De rechtbank had eerder het beroep van appellante tegen het besluit van de Svb ongegrond verklaard. De Svb stelde dat hij bevoegd was om de proceskosten en het griffierecht te verrekenen, ook in het geval van een toevoeging. De rechtbank oordeelde dat de kostenvergoeding aan de rechtsbijstandverlener dient te worden betaald, maar dat de belanghebbende aanspraak maakt op de kostenvergoeding. Dit leidde tot de conclusie dat de Svb de kostenvergoeding kon verrekenen met de openstaande vordering op appellante.
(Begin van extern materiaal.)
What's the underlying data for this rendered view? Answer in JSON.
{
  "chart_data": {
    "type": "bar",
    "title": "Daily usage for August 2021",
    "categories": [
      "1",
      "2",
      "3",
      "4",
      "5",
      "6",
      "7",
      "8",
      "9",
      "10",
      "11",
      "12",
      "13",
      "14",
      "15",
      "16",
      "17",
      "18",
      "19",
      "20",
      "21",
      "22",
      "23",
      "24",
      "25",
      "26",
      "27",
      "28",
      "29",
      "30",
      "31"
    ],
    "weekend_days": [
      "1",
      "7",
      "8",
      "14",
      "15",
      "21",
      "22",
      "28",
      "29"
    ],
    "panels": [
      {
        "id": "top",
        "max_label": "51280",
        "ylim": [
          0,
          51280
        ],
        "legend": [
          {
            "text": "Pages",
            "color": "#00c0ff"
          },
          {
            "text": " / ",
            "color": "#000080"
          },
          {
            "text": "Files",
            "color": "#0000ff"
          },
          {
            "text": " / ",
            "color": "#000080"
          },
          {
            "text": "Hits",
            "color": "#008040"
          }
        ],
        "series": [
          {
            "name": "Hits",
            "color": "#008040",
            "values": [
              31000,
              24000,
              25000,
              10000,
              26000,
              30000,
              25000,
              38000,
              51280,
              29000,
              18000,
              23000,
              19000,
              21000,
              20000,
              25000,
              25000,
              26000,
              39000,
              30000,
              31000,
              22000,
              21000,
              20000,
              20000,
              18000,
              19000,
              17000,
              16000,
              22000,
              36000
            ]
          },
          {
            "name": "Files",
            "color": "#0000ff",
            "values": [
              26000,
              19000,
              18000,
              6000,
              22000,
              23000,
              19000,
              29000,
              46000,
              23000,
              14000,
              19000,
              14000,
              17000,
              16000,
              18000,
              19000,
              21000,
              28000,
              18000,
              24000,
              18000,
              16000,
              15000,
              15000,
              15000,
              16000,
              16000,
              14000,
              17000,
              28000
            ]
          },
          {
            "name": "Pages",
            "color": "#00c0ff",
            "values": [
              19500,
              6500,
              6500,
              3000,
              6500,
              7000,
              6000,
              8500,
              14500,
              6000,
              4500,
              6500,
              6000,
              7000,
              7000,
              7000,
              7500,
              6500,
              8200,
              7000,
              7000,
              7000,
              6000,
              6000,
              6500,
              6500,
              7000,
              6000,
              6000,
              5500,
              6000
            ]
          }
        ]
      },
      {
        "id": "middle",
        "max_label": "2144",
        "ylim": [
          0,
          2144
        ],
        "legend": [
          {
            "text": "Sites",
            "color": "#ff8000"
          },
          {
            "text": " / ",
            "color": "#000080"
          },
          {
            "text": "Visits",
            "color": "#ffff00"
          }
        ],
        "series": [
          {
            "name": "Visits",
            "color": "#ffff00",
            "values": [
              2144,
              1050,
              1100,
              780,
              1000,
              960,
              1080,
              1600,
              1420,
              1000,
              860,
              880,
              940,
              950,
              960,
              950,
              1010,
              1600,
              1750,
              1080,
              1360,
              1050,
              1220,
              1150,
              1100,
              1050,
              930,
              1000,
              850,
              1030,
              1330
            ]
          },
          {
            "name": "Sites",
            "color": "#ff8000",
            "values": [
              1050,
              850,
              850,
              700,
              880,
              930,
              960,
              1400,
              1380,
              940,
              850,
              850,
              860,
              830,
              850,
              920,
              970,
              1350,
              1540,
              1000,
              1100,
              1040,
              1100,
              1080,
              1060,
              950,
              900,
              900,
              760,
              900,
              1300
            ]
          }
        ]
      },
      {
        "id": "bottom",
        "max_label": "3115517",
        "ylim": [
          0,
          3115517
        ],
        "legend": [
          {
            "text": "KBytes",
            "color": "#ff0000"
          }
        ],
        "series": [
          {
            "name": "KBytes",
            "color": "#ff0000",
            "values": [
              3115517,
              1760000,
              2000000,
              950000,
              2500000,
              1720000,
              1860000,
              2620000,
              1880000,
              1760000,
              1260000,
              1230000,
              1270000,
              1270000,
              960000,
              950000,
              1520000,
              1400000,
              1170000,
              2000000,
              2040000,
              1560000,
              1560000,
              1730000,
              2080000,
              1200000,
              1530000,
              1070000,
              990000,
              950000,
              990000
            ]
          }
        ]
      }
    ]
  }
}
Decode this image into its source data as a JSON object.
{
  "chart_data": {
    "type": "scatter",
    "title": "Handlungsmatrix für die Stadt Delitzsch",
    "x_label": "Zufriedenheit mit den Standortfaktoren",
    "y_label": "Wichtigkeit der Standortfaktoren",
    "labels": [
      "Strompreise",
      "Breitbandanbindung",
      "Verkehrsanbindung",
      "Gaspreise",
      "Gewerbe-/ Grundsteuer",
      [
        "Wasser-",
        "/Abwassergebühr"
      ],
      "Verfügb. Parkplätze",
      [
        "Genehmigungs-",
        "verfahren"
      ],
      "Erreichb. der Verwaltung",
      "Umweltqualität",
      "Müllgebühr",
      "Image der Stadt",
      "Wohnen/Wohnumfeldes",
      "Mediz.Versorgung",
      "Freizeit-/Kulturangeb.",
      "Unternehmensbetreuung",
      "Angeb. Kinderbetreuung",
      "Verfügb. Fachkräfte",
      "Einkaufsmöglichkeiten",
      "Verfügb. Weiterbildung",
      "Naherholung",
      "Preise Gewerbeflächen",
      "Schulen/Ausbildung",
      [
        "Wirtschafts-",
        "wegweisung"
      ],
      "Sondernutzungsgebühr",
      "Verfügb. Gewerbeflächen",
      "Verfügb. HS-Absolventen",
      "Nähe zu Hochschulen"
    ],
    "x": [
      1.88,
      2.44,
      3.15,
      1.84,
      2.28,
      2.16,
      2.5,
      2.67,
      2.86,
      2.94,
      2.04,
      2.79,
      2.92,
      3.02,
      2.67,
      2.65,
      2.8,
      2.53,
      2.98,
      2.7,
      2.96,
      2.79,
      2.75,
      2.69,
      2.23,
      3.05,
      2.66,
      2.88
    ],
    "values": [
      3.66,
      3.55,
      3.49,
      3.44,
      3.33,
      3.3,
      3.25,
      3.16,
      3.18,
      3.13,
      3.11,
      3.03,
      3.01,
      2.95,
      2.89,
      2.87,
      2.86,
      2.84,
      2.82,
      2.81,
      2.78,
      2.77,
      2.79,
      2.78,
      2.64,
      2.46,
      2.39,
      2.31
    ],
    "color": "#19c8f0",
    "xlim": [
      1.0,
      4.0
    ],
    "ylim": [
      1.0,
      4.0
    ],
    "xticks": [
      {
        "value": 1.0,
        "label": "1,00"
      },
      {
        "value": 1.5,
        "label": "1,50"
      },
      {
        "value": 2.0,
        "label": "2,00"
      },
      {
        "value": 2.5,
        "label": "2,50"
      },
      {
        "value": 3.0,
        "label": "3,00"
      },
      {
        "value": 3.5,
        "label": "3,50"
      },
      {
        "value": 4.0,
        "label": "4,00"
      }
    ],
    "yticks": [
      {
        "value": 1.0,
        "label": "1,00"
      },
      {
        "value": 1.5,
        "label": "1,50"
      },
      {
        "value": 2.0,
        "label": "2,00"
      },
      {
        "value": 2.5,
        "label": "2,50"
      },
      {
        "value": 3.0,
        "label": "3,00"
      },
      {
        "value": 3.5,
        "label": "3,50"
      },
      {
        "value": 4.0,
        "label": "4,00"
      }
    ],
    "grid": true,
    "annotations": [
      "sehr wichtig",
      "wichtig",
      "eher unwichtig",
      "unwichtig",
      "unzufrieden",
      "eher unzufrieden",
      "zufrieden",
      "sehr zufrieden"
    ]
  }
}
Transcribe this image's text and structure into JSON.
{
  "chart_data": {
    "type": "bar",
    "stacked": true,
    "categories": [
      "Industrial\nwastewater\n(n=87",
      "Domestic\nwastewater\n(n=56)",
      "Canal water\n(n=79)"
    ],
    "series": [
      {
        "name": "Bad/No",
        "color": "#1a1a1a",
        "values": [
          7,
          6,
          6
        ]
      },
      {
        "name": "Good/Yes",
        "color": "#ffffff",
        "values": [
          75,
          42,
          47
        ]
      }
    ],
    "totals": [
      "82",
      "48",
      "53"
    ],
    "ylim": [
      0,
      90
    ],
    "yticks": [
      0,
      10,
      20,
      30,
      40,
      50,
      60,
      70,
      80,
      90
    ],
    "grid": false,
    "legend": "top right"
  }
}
In hoger beroep herhaalde appellante haar eerdere gronden, maar de Raad oordeelde dat de rechtbank gemotiveerd op deze gronden was ingegaan en dat appellante geen nieuwe redenen had aangevoerd. De Raad bevestigde de eerdere uitspraak van de rechtbank en wees het verzoek om schadevergoeding af. De beslissing werd openbaar uitgesproken door A.B.J. van der Ham, met A.M. Pasmans als griffier.